Tony Parker of Rockfield wrote in a letter to the editor to the Daily News saying that he has driven a commercial vehicle for 23 years and logged about 2 million miles. He said a primary concern of his is how recklessly he has observed other motorists driving. When Parker drives into Bowling Green where the speed limit reduces from 55 mph to 45 mph, he said someone often passes him going much faster than the speed limit allows.
“If you knew the next time you got behind the wheel would be your last, would you be in such a hurry to get there? Slow down and pay attention,” Parker said in the letter.
Bill DeLay of Dayton, Ohio, has driven a truck for 33 years, 13 of which have been with ABF Freight. He has never had an accident, which he attributes to extreme caution on the road and watching out for other drivers who aren’t using caution.
“Today, there’s a lot more cars on the road than there was 20 years ago and people not paying attention,” DeLay said.
People may not realize the time it takes for a truck to move or brake as compared to a regular vehicle, DeLay said.
“You have about two seconds to make a decision in these trucks because you can’t maneuver them like a car,” DeLay said.
DeLay said he notices that drivers often get in a hurry and cause problems for trucks trying to turn or change lanes.
“Hit your brakes.

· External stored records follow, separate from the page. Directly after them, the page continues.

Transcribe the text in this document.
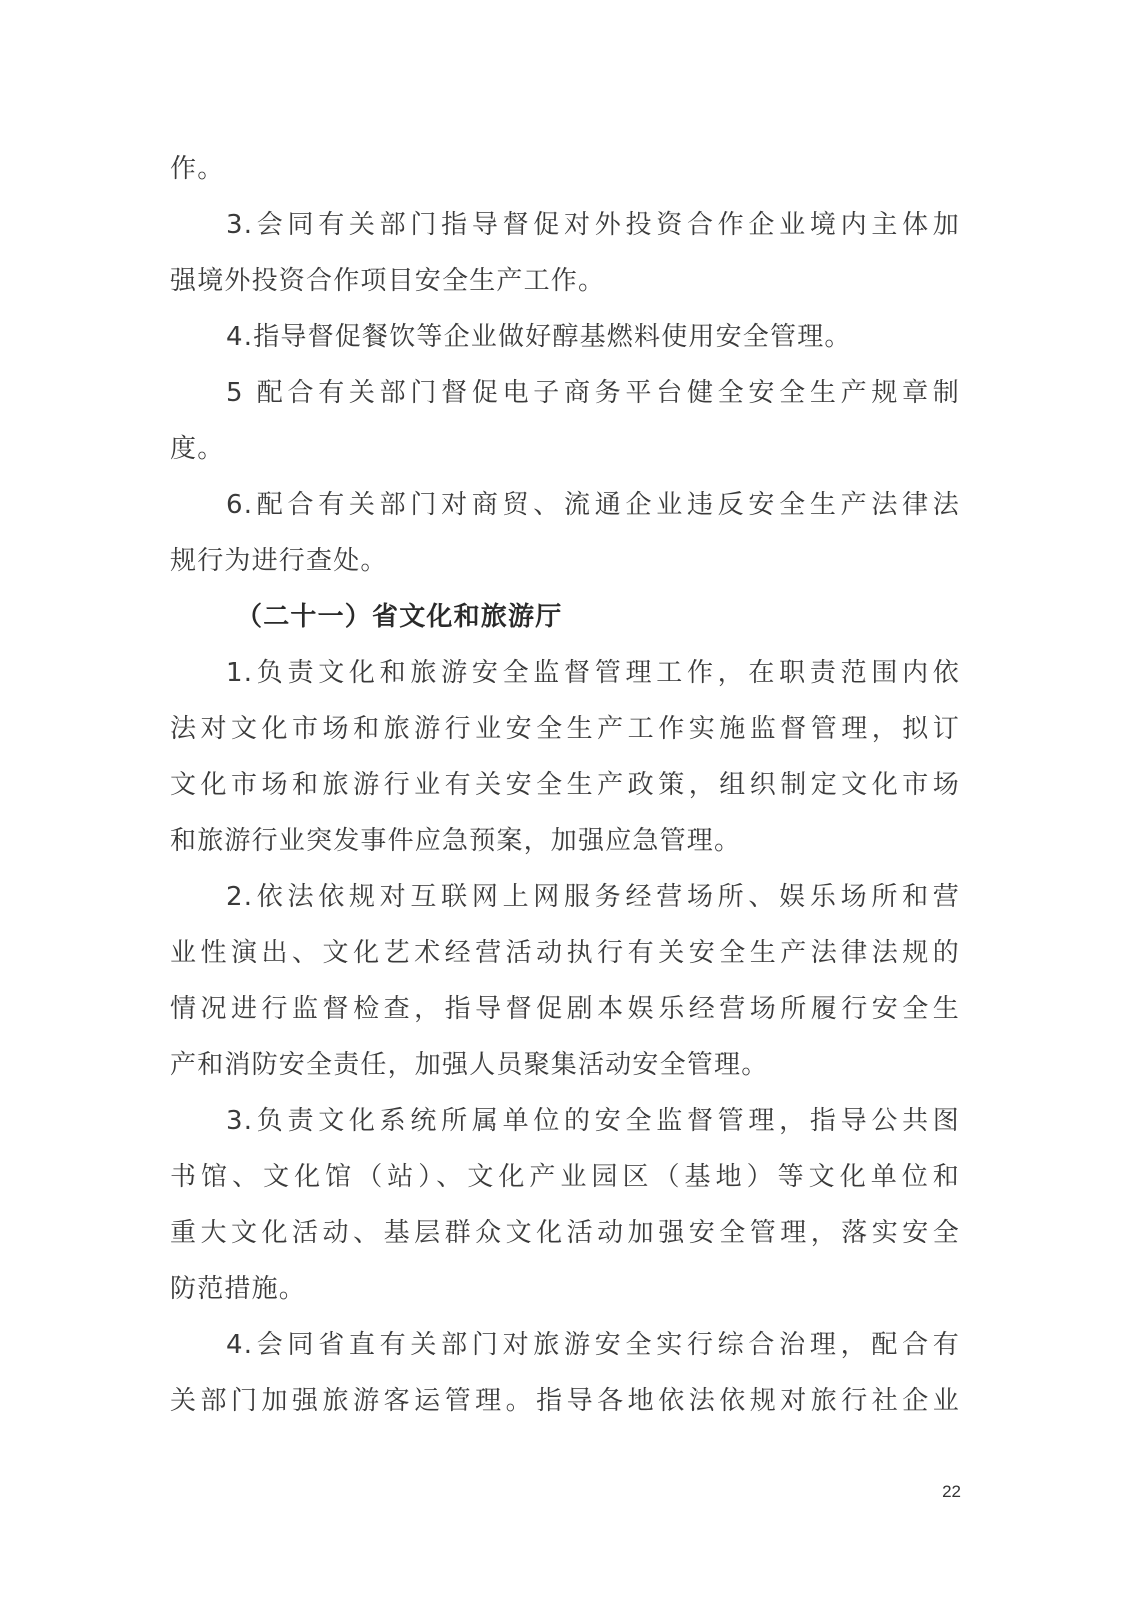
作。
3.会同有关部门指导督促对外投资合作企业境内主体加
强境外投资合作项目安全生产工作。
4.指导督促餐饮等企业做好醇基燃料使用安全管理。
5 配合有关部门督促电子商务平台健全安全生产规章制
度。
6.配合有关部门对商贸、流通企业违反安全生产法律法
规行为进行查处。
（二十一）省文化和旅游厅
1.负责文化和旅游安全监督管理工作，在职责范围内依
法对文化市场和旅游行业安全生产工作实施监督管理，拟订
文化市场和旅游行业有关安全生产政策，组织制定文化市场
和旅游行业突发事件应急预案，加强应急管理。
2.依法依规对互联网上网服务经营场所、娱乐场所和营
业性演出、文化艺术经营活动执行有关安全生产法律法规的
情况进行监督检查，指导督促剧本娱乐经营场所履行安全生
产和消防安全责任，加强人员聚集活动安全管理。
3.负责文化系统所属单位的安全监督管理，指导公共图
书馆、文化馆（站）、文化产业园区（基地）等文化单位和
重大文化活动、基层群众文化活动加强安全管理，落实安全
防范措施。
4.会同省直有关部门对旅游安全实行综合治理，配合有
关部门加强旅游客运管理。指导各地依法依规对旅行社企业
22
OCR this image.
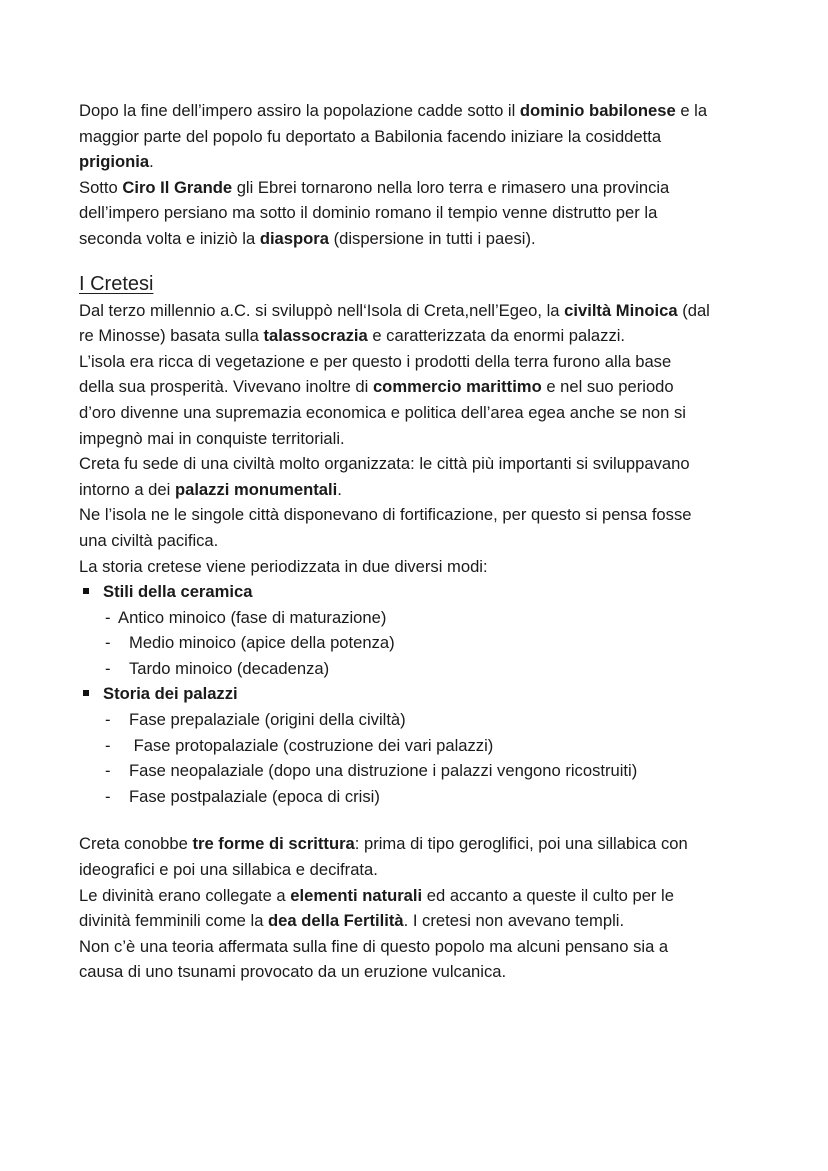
Dopo la fine dell’impero assiro la popolazione cadde sotto il dominio babilonese e la

maggior parte del popolo fu deportato a Babilonia facendo iniziare la cosiddetta

prigionia.

Sotto Ciro Il Grande gli Ebrei tornarono nella loro terra e rimasero una provincia

dell’impero persiano ma sotto il dominio romano il tempio venne distrutto per la

seconda volta e iniziò la diaspora (dispersione in tutti i paesi).

I Cretesi

Dal terzo millennio a.C. si sviluppò nell‘Isola di Creta,nell’Egeo, la civiltà Minoica (dal

re Minosse) basata sulla talassocrazia e caratterizzata da enormi palazzi.

L’isola era ricca di vegetazione e per questo i prodotti della terra furono alla base

della sua prosperità. Vivevano inoltre di commercio marittimo e nel suo periodo

d’oro divenne una supremazia economica e politica dell’area egea anche se non si

impegnò mai in conquiste territoriali.

Creta fu sede di una civiltà molto organizzata: le città più importanti si sviluppavano

intorno a dei palazzi monumentali.

Ne l’isola ne le singole città disponevano di fortificazione, per questo si pensa fosse

una civiltà pacifica.

La storia cretese viene periodizzata in due diversi modi:

Stili della ceramica
- Antico minoico (fase di maturazione)
- Medio minoico (apice della potenza)
- Tardo minoico (decadenza)
Storia dei palazzi
- Fase prepalaziale (origini della civiltà)
- Fase protopalaziale (costruzione dei vari palazzi)
- Fase neopalaziale (dopo una distruzione i palazzi vengono ricostruiti)
- Fase postpalaziale (epoca di crisi)

Creta conobbe tre forme di scrittura: prima di tipo geroglifici, poi una sillabica con

ideografici e poi una sillabica e decifrata.

Le divinità erano collegate a elementi naturali ed accanto a queste il culto per le

divinità femminili come la dea della Fertilità. I cretesi non avevano templi.

Non c’è una teoria affermata sulla fine di questo popolo ma alcuni pensano sia a

causa di uno tsunami provocato da un eruzione vulcanica.
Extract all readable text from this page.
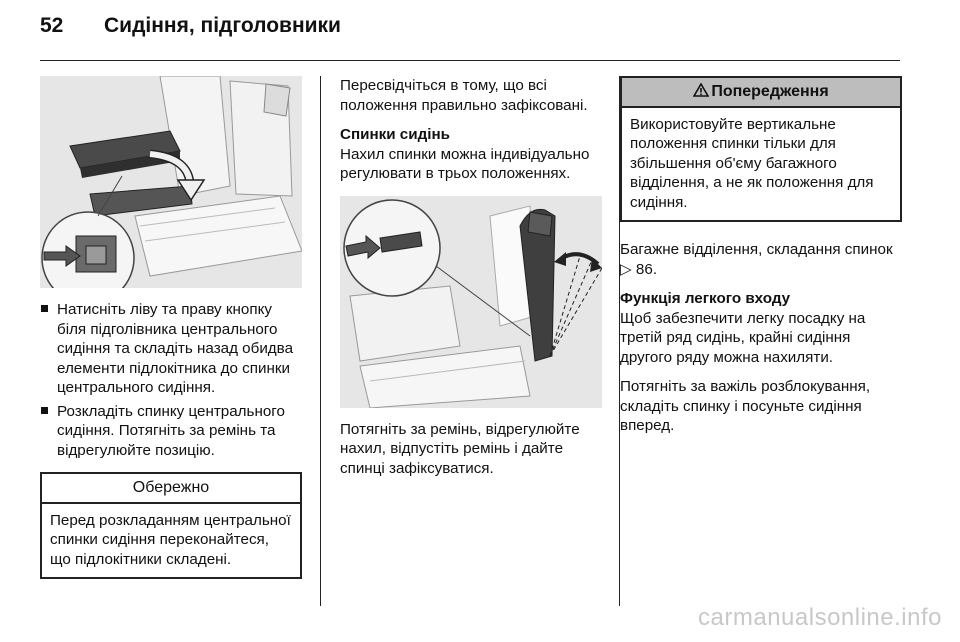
52 Сидіння, підголовники
Натисніть ліву та праву кнопку біля підголівника центрального сидіння та складіть назад обидва елементи підлокітника до спинки центрального сидіння.
Розкладіть спинку центрального сидіння. Потягніть за ремінь та відрегулюйте позицію.
Обережно
Перед розкладанням центральної спинки сидіння переконайтеся, що підлокітники складені.

Пересвідчіться в тому, що всі положення правильно зафіксовані.

Спинки сидінь

Нахил спинки можна індивідуально регулювати в трьох положеннях.

Потягніть за ремінь, відрегулюйте нахил, відпустіть ремінь і дайте спинці зафіксуватися.

Попередження
Використовуйте вертикальне положення спинки тільки для збільшення об'єму багажного відділення, а не як положення для сидіння.

Багажне відділення, складання спинок ▷ 86.

Функція легкого входу

Щоб забезпечити легку посадку на третій ряд сидінь, крайні сидіння другого ряду можна нахиляти.

Потягніть за важіль розблокування, складіть спинку і посуньте сидіння вперед.

carmanualsonline.info
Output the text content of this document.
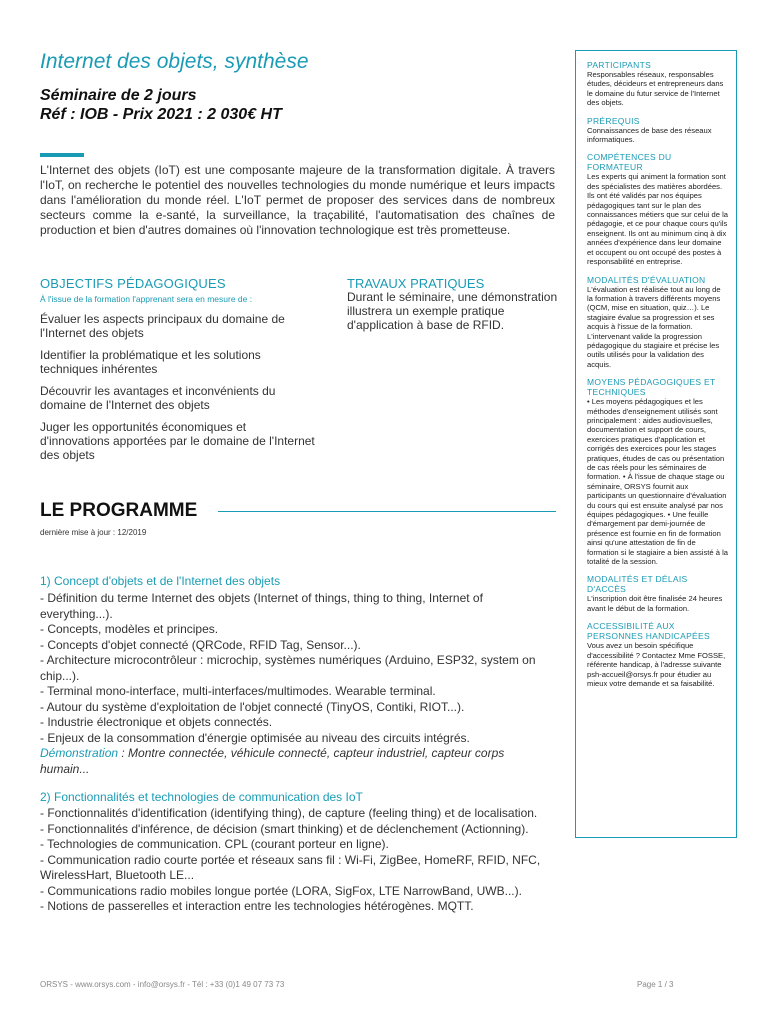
Internet des objets, synthèse
Séminaire de 2 jours
Réf : IOB - Prix 2021 : 2 030€ HT
L'Internet des objets (IoT) est une composante majeure de la transformation digitale. À travers l'IoT, on recherche le potentiel des nouvelles technologies du monde numérique et leurs impacts dans l'amélioration du monde réel. L'IoT permet de proposer des services dans de nombreux secteurs comme la e-santé, la surveillance, la traçabilité, l'automatisation des chaînes de production et bien d'autres domaines où l'innovation technologique est très prometteuse.
OBJECTIFS PÉDAGOGIQUES
À l'issue de la formation l'apprenant sera en mesure de :
Évaluer les aspects principaux du domaine de l'Internet des objets
Identifier la problématique et les solutions techniques inhérentes
Découvrir les avantages et inconvénients du domaine de l'Internet des objets
Juger les opportunités économiques et d'innovations apportées par le domaine de l'Internet des objets
TRAVAUX PRATIQUES
Durant le séminaire, une démonstration illustrera un exemple pratique d'application à base de RFID.
LE PROGRAMME
dernière mise à jour : 12/2019
1) Concept d'objets et de l'Internet des objets
- Définition du terme Internet des objets (Internet of things, thing to thing, Internet of everything...).
- Concepts, modèles et principes.
- Concepts d'objet connecté (QRCode, RFID Tag, Sensor...).
- Architecture microcontrôleur : microchip, systèmes numériques (Arduino, ESP32, system on chip...).
- Terminal mono-interface, multi-interfaces/multimodes. Wearable terminal.
- Autour du système d'exploitation de l'objet connecté (TinyOS, Contiki, RIOT...).
- Industrie électronique et objets connectés.
- Enjeux de la consommation d'énergie optimisée au niveau des circuits intégrés.
Démonstration : Montre connectée, véhicule connecté, capteur industriel, capteur corps humain...
2) Fonctionnalités et technologies de communication des IoT
- Fonctionnalités d'identification (identifying thing), de capture (feeling thing) et de localisation.
- Fonctionnalités d'inférence, de décision (smart thinking) et de déclenchement (Actionning).
- Technologies de communication. CPL (courant porteur en ligne).
- Communication radio courte portée et réseaux sans fil : Wi-Fi, ZigBee, HomeRF, RFID, NFC, WirelessHart, Bluetooth LE...
- Communications radio mobiles longue portée (LORA, SigFox, LTE NarrowBand, UWB...).
- Notions de passerelles et interaction entre les technologies hétérogènes. MQTT.
PARTICIPANTS
Responsables réseaux, responsables études, décideurs et entrepreneurs dans le domaine du futur service de l'Internet des objets.
PRÉREQUIS
Connaissances de base des réseaux informatiques.
COMPÉTENCES DU FORMATEUR
Les experts qui animent la formation sont des spécialistes des matières abordées. Ils ont été validés par nos équipes pédagogiques tant sur le plan des connaissances métiers que sur celui de la pédagogie, et ce pour chaque cours qu'ils enseignent. Ils ont au minimum cinq à dix années d'expérience dans leur domaine et occupent ou ont occupé des postes à responsabilité en entreprise.
MODALITÉS D'ÉVALUATION
L'évaluation est réalisée tout au long de la formation à travers différents moyens (QCM, mise en situation, quiz…). Le stagiaire évalue sa progression et ses acquis à l'issue de la formation. L'intervenant valide la progression pédagogique du stagiaire et précise les outils utilisés pour la validation des acquis.
MOYENS PÉDAGOGIQUES ET TECHNIQUES
• Les moyens pédagogiques et les méthodes d'enseignement utilisés sont principalement : aides audiovisuelles, documentation et support de cours, exercices pratiques d'application et corrigés des exercices pour les stages pratiques, études de cas ou présentation de cas réels pour les séminaires de formation. • À l'issue de chaque stage ou séminaire, ORSYS fournit aux participants un questionnaire d'évaluation du cours qui est ensuite analysé par nos équipes pédagogiques. • Une feuille d'émargement par demi-journée de présence est fournie en fin de formation ainsi qu'une attestation de fin de formation si le stagiaire a bien assisté à la totalité de la session.
MODALITÉS ET DÉLAIS D'ACCÈS
L'inscription doit être finalisée 24 heures avant le début de la formation.
ACCESSIBILITÉ AUX PERSONNES HANDICAPÉES
Vous avez un besoin spécifique d'accessibilité ? Contactez Mme FOSSE, référente handicap, à l'adresse suivante psh-accueil@orsys.fr pour étudier au mieux votre demande et sa faisabilité.
ORSYS - www.orsys.com - info@orsys.fr - Tél : +33 (0)1 49 07 73 73	Page 1 / 3
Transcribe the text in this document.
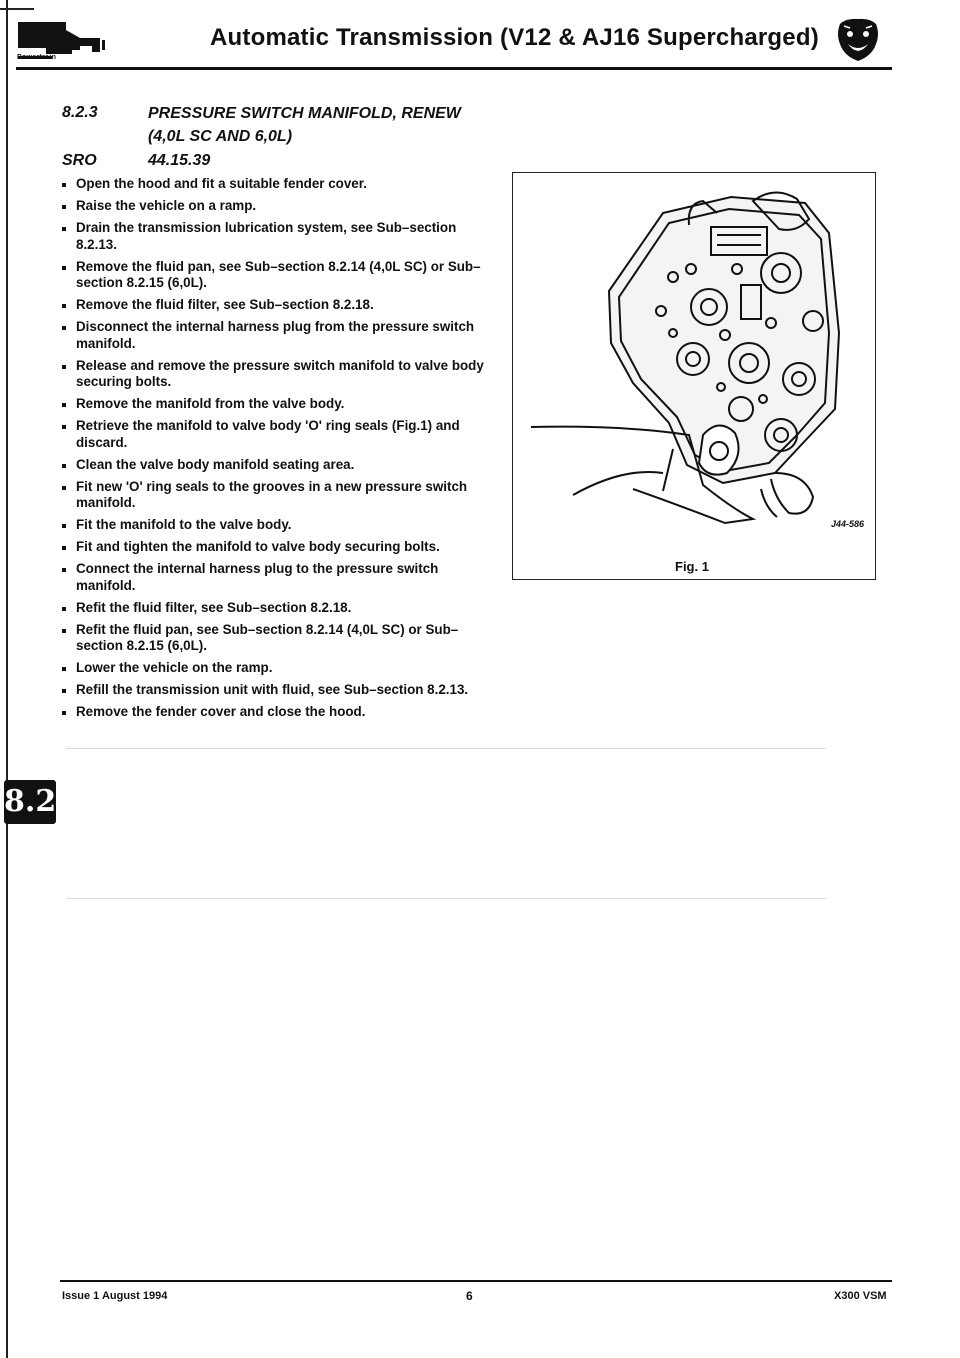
Powertrain
Automatic Transmission (V12 & AJ16 Supercharged)
8.2.3	PRESSURE SWITCH MANIFOLD, RENEW
(4,0L SC AND 6,0L)
SRO	44.15.39
Open the hood and fit a suitable fender cover.
Raise the vehicle on a ramp.
Drain the transmission lubrication system, see Sub–section 8.2.13.
Remove the fluid pan, see Sub–section 8.2.14 (4,0L SC) or Sub–section 8.2.15 (6,0L).
Remove the fluid filter, see Sub–section 8.2.18.
Disconnect the internal harness plug from the pressure switch manifold.
Release and remove the pressure switch manifold to valve body securing bolts.
Remove the manifold from the valve body.
Retrieve the manifold to valve body 'O' ring seals (Fig.1) and discard.
Clean the valve body manifold seating area.
Fit new 'O' ring seals to the grooves in a new pressure switch manifold.
Fit the manifold to the valve body.
Fit and tighten the manifold to valve body securing bolts.
Connect the internal harness plug to the pressure switch manifold.
Refit the fluid filter, see Sub–section 8.2.18.
Refit the fluid pan, see Sub–section 8.2.14 (4,0L SC) or Sub–section 8.2.15 (6,0L).
Lower the vehicle on the ramp.
Refill the transmission unit with fluid, see Sub–section 8.2.13.
Remove the fender cover and close the hood.
J44-586
Fig. 1
8.2
Issue 1 August 1994	6	X300 VSM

Give somebody four or five seconds,” DeLay said.
For 70 hours a week, DeLay plugs down the road at 62 mph, a speed he said is for safety reasons but seems to make other drivers impatient.
“I wish people would take a little bit more time and pay attention to the trucks,” DeLay said. “We can’t move like a car. We can’t stop like a car. ... When we get to sliding, we’re just like a big pretzel on the road.”
DeLay said he drives carefully because he thinks of the people in the cars he passes as his own “kinfolk.”
“I would probably never drive again if I hurt somebody,” DeLay said.
The 11-hour days DeLay and his fellow ABF employees put in often mean atypical schedules for drivers. The company pays for lodging for the drivers, and DeLay said they often check in to hotels late at night or early in the morning, so housekeeping staff may come clean the room in the middle of the day while the drivers are still trying to sleep.
Although he encounters unsafe driving and odd sleep cycles on an almost daily basis, DeLay said he loves his job and has been with the company long enough that he gets to see his wife of 45 years every weekend.
“I just enjoy the different. Instead of going to the same work, the same desk, the same door in and out, I get to see different people and different places every day,” DeLay said. “Then you know every bump in the road and every restaurant along the way.”